Do we really 'like' brands?

13th Oct 2011 | Posted by Christianna Giordano Christianna Giordano's picture

In a recent article, eMarketer reported that 54% of Facebook users do not want their newsfeeds to be flooded by messages from brands. Are Facebook’s newsfeed options the answer to this?

We can mark stories as ‘important’ and hide all posts by brands. This feature can determine how relationships between brands and fans continue after the coveted first ‘like’. These options are great, and I love that my newsfeed is a bit tidier now, but I’ve started to wonder, if I’m hiding all these brands’ content, why don’t I just ‘unlike’ them?
 
The blog, All Facebook, posted, ‘The 100 Most Engaging Brands On Facebook’ last Monday, noting posts, comments, likes, fans, and active fans as the determining factors on this list. The most interesting thing here was the extreme differences between fans and active fans.  Why do users like pages if they never interact with them?

93% of Facebook users click a page ‘like’ button at least once a month, but only 34% say they like brands in order to stay informed on its activities (via study by ExactTarget & Cotweet). 

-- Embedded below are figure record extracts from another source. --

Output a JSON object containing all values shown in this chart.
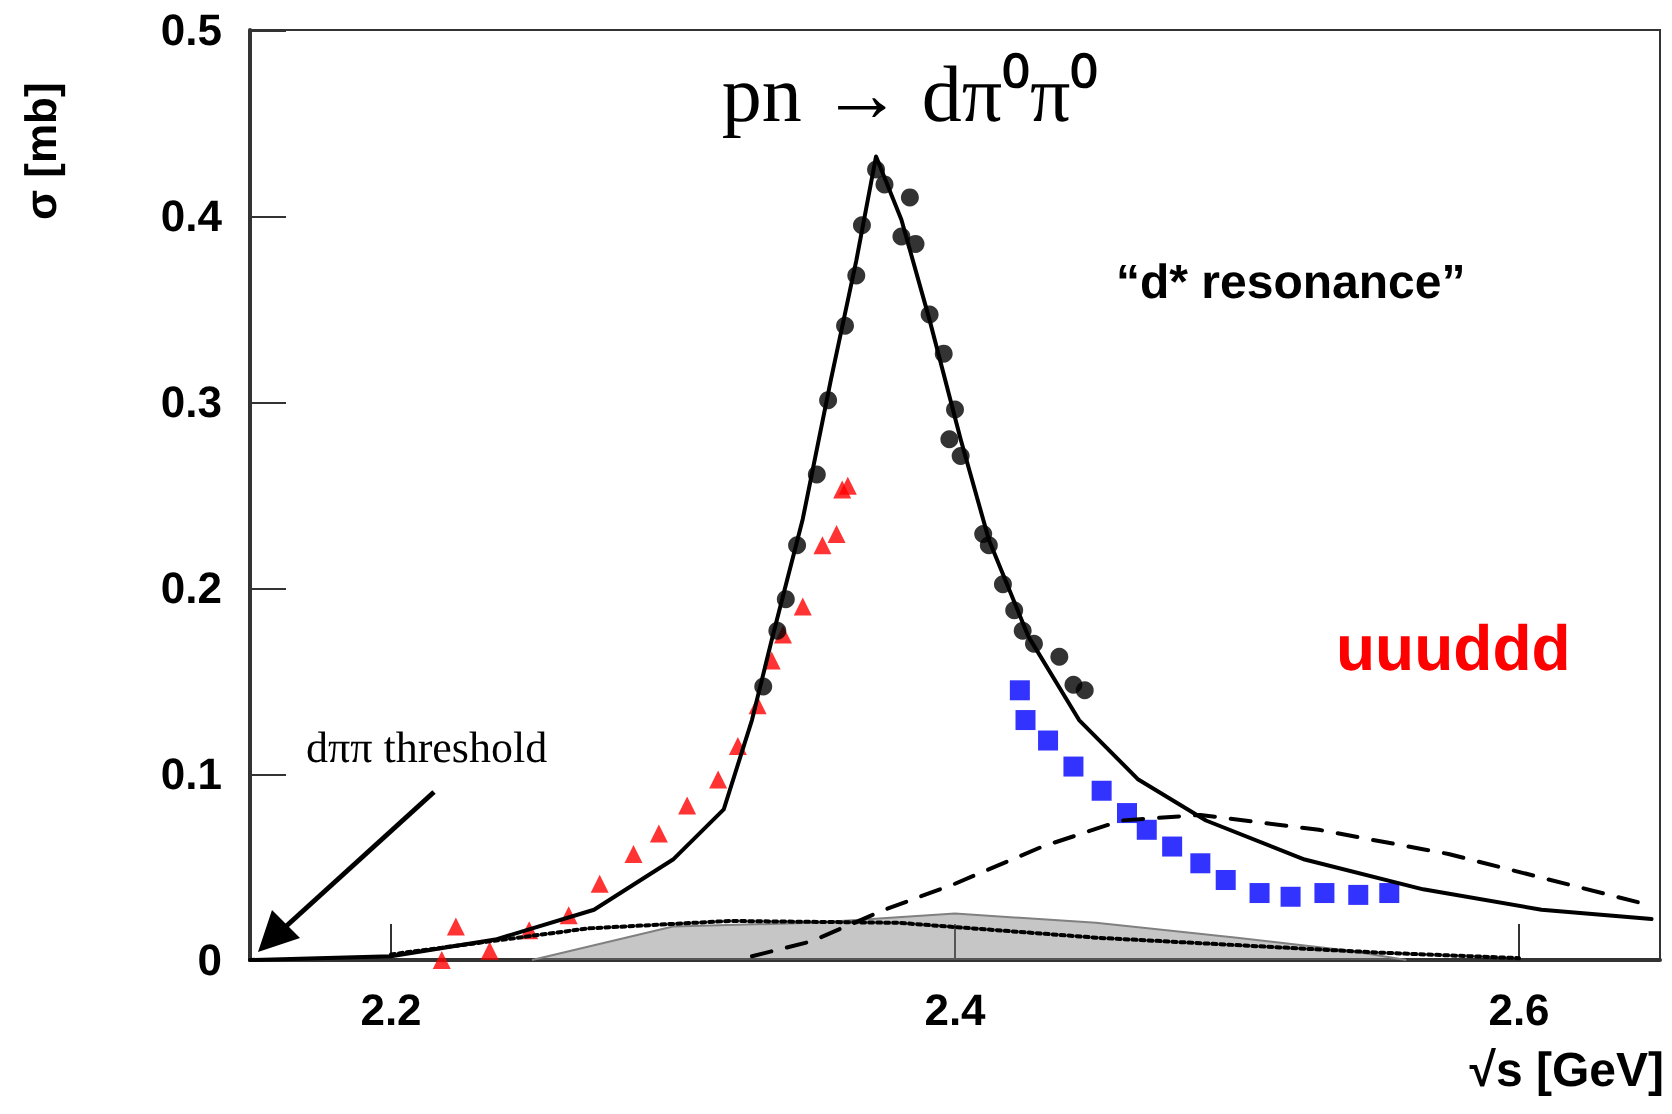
{
  "chart_data": {
    "type": "scatter",
    "title": "pn → dπ⁰π⁰",
    "xlabel": "√s [GeV]",
    "ylabel": "σ [mb]",
    "annotations": [
      "dππ threshold",
      "“d* resonance”",
      "uuuddd"
    ],
    "xlim": [
      2.15,
      2.65
    ],
    "xticks": [
      2.2,
      2.4,
      2.6
    ],
    "ylim": [
      0,
      0.5
    ],
    "yticks": [
      0,
      0.1,
      0.2,
      0.3,
      0.4,
      0.5
    ],
    "grid": false,
    "series": [
      {
        "type": "area",
        "color": "#808080",
        "marker": "none",
        "x": [
          2.25,
          2.3,
          2.35,
          2.4,
          2.45,
          2.5,
          2.54,
          2.56
        ],
        "values": [
          0,
          0.018,
          0.02,
          0.025,
          0.02,
          0.012,
          0.005,
          0
        ]
      },
      {
        "type": "line",
        "color": "#000000",
        "marker": "none",
        "line_style": "dotted",
        "x": [
          2.2,
          2.27,
          2.32,
          2.38,
          2.45,
          2.55,
          2.6
        ],
        "values": [
          0.003,
          0.017,
          0.021,
          0.02,
          0.012,
          0.004,
          0.001
        ]
      },
      {
        "type": "line",
        "color": "#000000",
        "marker": "none",
        "line_style": "dashed",
        "x": [
          2.328,
          2.349,
          2.375,
          2.4,
          2.431,
          2.459,
          2.487,
          2.529,
          2.575,
          2.645
        ],
        "values": [
          0.002,
          0.01,
          0.027,
          0.041,
          0.061,
          0.075,
          0.078,
          0.07,
          0.057,
          0.03
        ]
      },
      {
        "type": "line",
        "color": "#000000",
        "marker": "none",
        "line_style": "solid",
        "x": [
          2.15,
          2.2,
          2.237,
          2.272,
          2.3,
          2.318,
          2.328,
          2.335,
          2.346,
          2.356,
          2.365,
          2.372,
          2.381,
          2.391,
          2.402,
          2.412,
          2.426,
          2.444,
          2.465,
          2.489,
          2.524,
          2.566,
          2.608,
          2.647
        ],
        "values": [
          0,
          0.002,
          0.011,
          0.027,
          0.054,
          0.081,
          0.129,
          0.172,
          0.237,
          0.312,
          0.376,
          0.432,
          0.398,
          0.344,
          0.28,
          0.226,
          0.174,
          0.129,
          0.097,
          0.075,
          0.054,
          0.038,
          0.027,
          0.022
        ]
      },
      {
        "color": "#ff0000",
        "marker": "triangle",
        "x": [
          2.218,
          2.223,
          2.235,
          2.249,
          2.263,
          2.274,
          2.286,
          2.295,
          2.305,
          2.316,
          2.323,
          2.33,
          2.335,
          2.339,
          2.346,
          2.353,
          2.358,
          2.36,
          2.362
        ],
        "values": [
          0.0,
          0.018,
          0.005,
          0.016,
          0.024,
          0.041,
          0.057,
          0.068,
          0.083,
          0.097,
          0.115,
          0.137,
          0.161,
          0.175,
          0.19,
          0.223,
          0.229,
          0.253,
          0.255
        ]
      },
      {
        "color": "#0000ff",
        "marker": "square",
        "x": [
          2.423,
          2.425,
          2.433,
          2.442,
          2.452,
          2.461,
          2.468,
          2.477,
          2.487,
          2.496,
          2.508,
          2.519,
          2.531,
          2.543,
          2.554
        ],
        "values": [
          0.145,
          0.129,
          0.118,
          0.104,
          0.091,
          0.079,
          0.07,
          0.061,
          0.052,
          0.043,
          0.036,
          0.034,
          0.036,
          0.035,
          0.036
        ]
      },
      {
        "color": "#000000",
        "marker": "circle",
        "x": [
          2.332,
          2.337,
          2.34,
          2.344,
          2.351,
          2.355,
          2.361,
          2.365,
          2.367,
          2.372,
          2.375,
          2.381,
          2.384,
          2.386,
          2.391,
          2.396,
          2.398,
          2.4,
          2.402,
          2.41,
          2.412,
          2.417,
          2.421,
          2.424,
          2.428,
          2.437,
          2.442,
          2.446
        ],
        "values": [
          0.147,
          0.177,
          0.194,
          0.223,
          0.261,
          0.301,
          0.341,
          0.368,
          0.395,
          0.425,
          0.417,
          0.389,
          0.41,
          0.385,
          0.347,
          0.326,
          0.28,
          0.296,
          0.271,
          0.229,
          0.223,
          0.202,
          0.188,
          0.177,
          0.17,
          0.163,
          0.148,
          0.145
        ]
      }
    ]
  }
}
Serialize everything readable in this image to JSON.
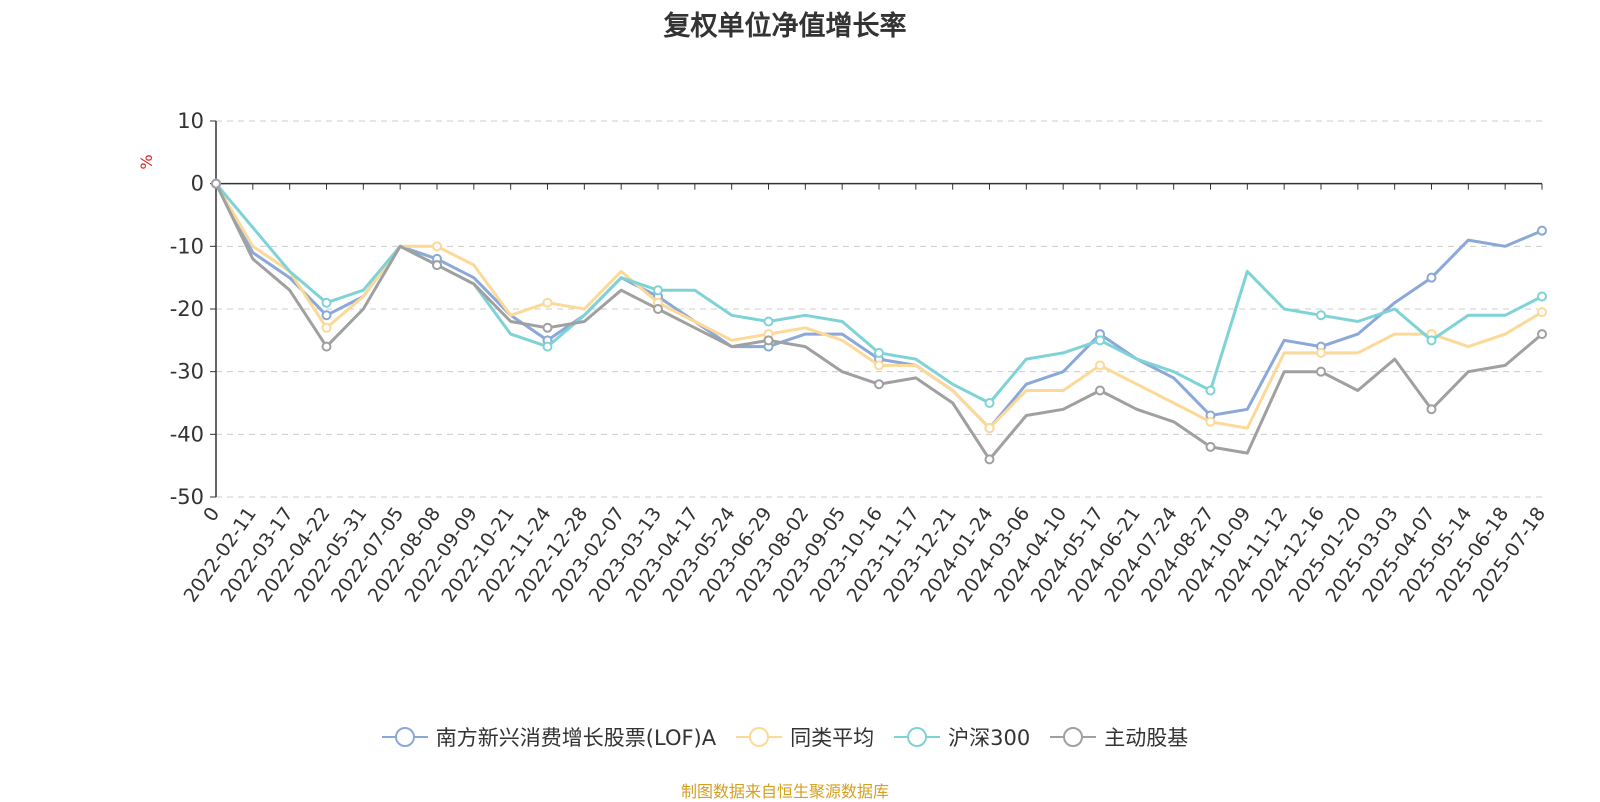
{
  "chart_data": {
    "type": "line",
    "title": "复权单位净值增长率",
    "ylabel": "%",
    "ylim": [
      -50,
      10
    ],
    "yticks": [
      10,
      0,
      -10,
      -20,
      -30,
      -40,
      -50
    ],
    "xlabels": [
      "0",
      "2022-02-11",
      "2022-03-17",
      "2022-04-22",
      "2022-05-31",
      "2022-07-05",
      "2022-08-08",
      "2022-09-09",
      "2022-10-21",
      "2022-11-24",
      "2022-12-28",
      "2023-02-07",
      "2023-03-13",
      "2023-04-17",
      "2023-05-24",
      "2023-06-29",
      "2023-08-02",
      "2023-09-05",
      "2023-10-16",
      "2023-11-17",
      "2023-12-21",
      "2024-01-24",
      "2024-03-06",
      "2024-04-10",
      "2024-05-17",
      "2024-06-21",
      "2024-07-24",
      "2024-08-27",
      "2024-10-09",
      "2024-11-12",
      "2024-12-16",
      "2025-01-20",
      "2025-03-03",
      "2025-04-07",
      "2025-05-14",
      "2025-06-18",
      "2025-07-18"
    ],
    "grid": true,
    "legend_position": "bottom",
    "series": [
      {
        "name": "南方新兴消费增长股票(LOF)A",
        "color": "#8aa8d8",
        "values": [
          0,
          -11,
          -15,
          -21,
          -18,
          -10,
          -12,
          -15,
          -21,
          -25,
          -21,
          -15,
          -18,
          -22,
          -26,
          -26,
          -24,
          -24,
          -28,
          -29,
          -33,
          -39,
          -32,
          -30,
          -24,
          -28,
          -31,
          -37,
          -36,
          -25,
          -26,
          -24,
          -19,
          -15,
          -9,
          -10,
          -7.5
        ]
      },
      {
        "name": "同类平均",
        "color": "#fcd997",
        "values": [
          0,
          -10,
          -14,
          -23,
          -18,
          -10,
          -10,
          -13,
          -21,
          -19,
          -20,
          -14,
          -19,
          -22,
          -25,
          -24,
          -23,
          -25,
          -29,
          -29,
          -33,
          -39,
          -33,
          -33,
          -29,
          -32,
          -35,
          -38,
          -39,
          -27,
          -27,
          -27,
          -24,
          -24,
          -26,
          -24,
          -20.5
        ]
      },
      {
        "name": "沪深300",
        "color": "#7fd3d6",
        "values": [
          0,
          -7,
          -14,
          -19,
          -17,
          -10,
          -13,
          -16,
          -24,
          -26,
          -21,
          -15,
          -17,
          -17,
          -21,
          -22,
          -21,
          -22,
          -27,
          -28,
          -32,
          -35,
          -28,
          -27,
          -25,
          -28,
          -30,
          -33,
          -14,
          -20,
          -21,
          -22,
          -20,
          -25,
          -21,
          -21,
          -18
        ]
      },
      {
        "name": "主动股基",
        "color": "#a0a0a0",
        "values": [
          0,
          -12,
          -17,
          -26,
          -20,
          -10,
          -13,
          -16,
          -22,
          -23,
          -22,
          -17,
          -20,
          -23,
          -26,
          -25,
          -26,
          -30,
          -32,
          -31,
          -35,
          -44,
          -37,
          -36,
          -33,
          -36,
          -38,
          -42,
          -43,
          -30,
          -30,
          -33,
          -28,
          -36,
          -30,
          -29,
          -24
        ]
      }
    ]
  },
  "source_text": "制图数据来自恒生聚源数据库"
}
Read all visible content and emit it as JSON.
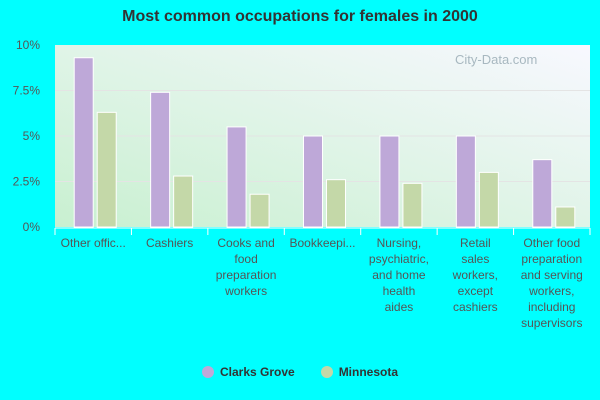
{
  "chart_data": {
    "type": "bar",
    "title": "Most common occupations for females in 2000",
    "categories": [
      "Other offic...",
      "Cashiers",
      "Cooks and food preparation workers",
      "Bookkeepi...",
      "Nursing, psychiatric, and home health aides",
      "Retail sales workers, except cashiers",
      "Other food preparation and serving workers, including supervisors"
    ],
    "category_lines": [
      [
        "Other offic..."
      ],
      [
        "Cashiers"
      ],
      [
        "Cooks and",
        "food",
        "preparation",
        "workers"
      ],
      [
        "Bookkeepi..."
      ],
      [
        "Nursing,",
        "psychiatric,",
        "and home",
        "health",
        "aides"
      ],
      [
        "Retail",
        "sales",
        "workers,",
        "except",
        "cashiers"
      ],
      [
        "Other food",
        "preparation",
        "and serving",
        "workers,",
        "including",
        "supervisors"
      ]
    ],
    "series": [
      {
        "name": "Clarks Grove",
        "color": "#bea8d8",
        "values": [
          9.3,
          7.4,
          5.5,
          5.0,
          5.0,
          5.0,
          3.7
        ]
      },
      {
        "name": "Minnesota",
        "color": "#c4d8a8",
        "values": [
          6.3,
          2.8,
          1.8,
          2.6,
          2.4,
          3.0,
          1.1
        ]
      }
    ],
    "ylim": [
      0,
      10
    ],
    "yticks": [
      "0%",
      "2.5%",
      "5%",
      "7.5%",
      "10%"
    ],
    "ytick_values": [
      0,
      2.5,
      5,
      7.5,
      10
    ],
    "grid": true,
    "legend": "bottom"
  },
  "watermark": "City-Data.com"
}
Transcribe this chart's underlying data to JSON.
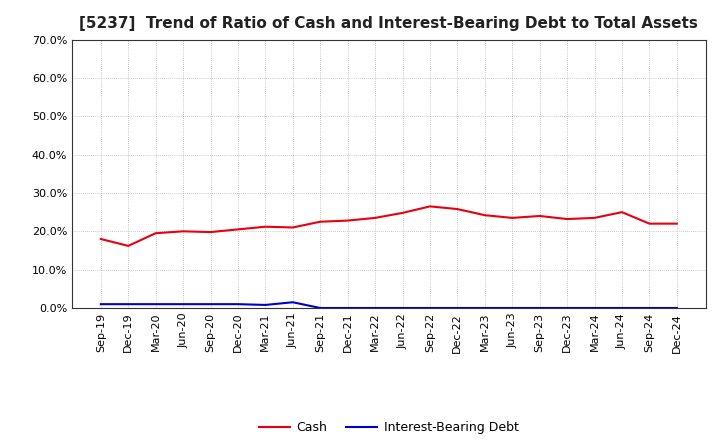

I attribute this large gap to great marketing and compelling status updates by brands. How often have you ‘liked’ a brand to participate in a contest, show support for a CSR initiative or because they told you a deal could be found there? That being said, can brands still measure influence in ‘likes’, if more than half their fans never interact with them or hide the brand’s status updates?

Recent Facebook insight
updates now put a major focus on engagement rather than fans, noting how many people are talking about a brand and checking in with a geo-location app. Is this Facebook’s way of nudging out the importance of 'likes'?
 
It will be interesting to see, as brands and marketers begin to incorporate these new metrics into their plans, which brands are really engaging all their fans and being talked about the most. 
 
This new type of measurement will be spurring on new types of strategies from major brands to increase engagement, which will no doubt be the subject of future posts on Wolfetracking.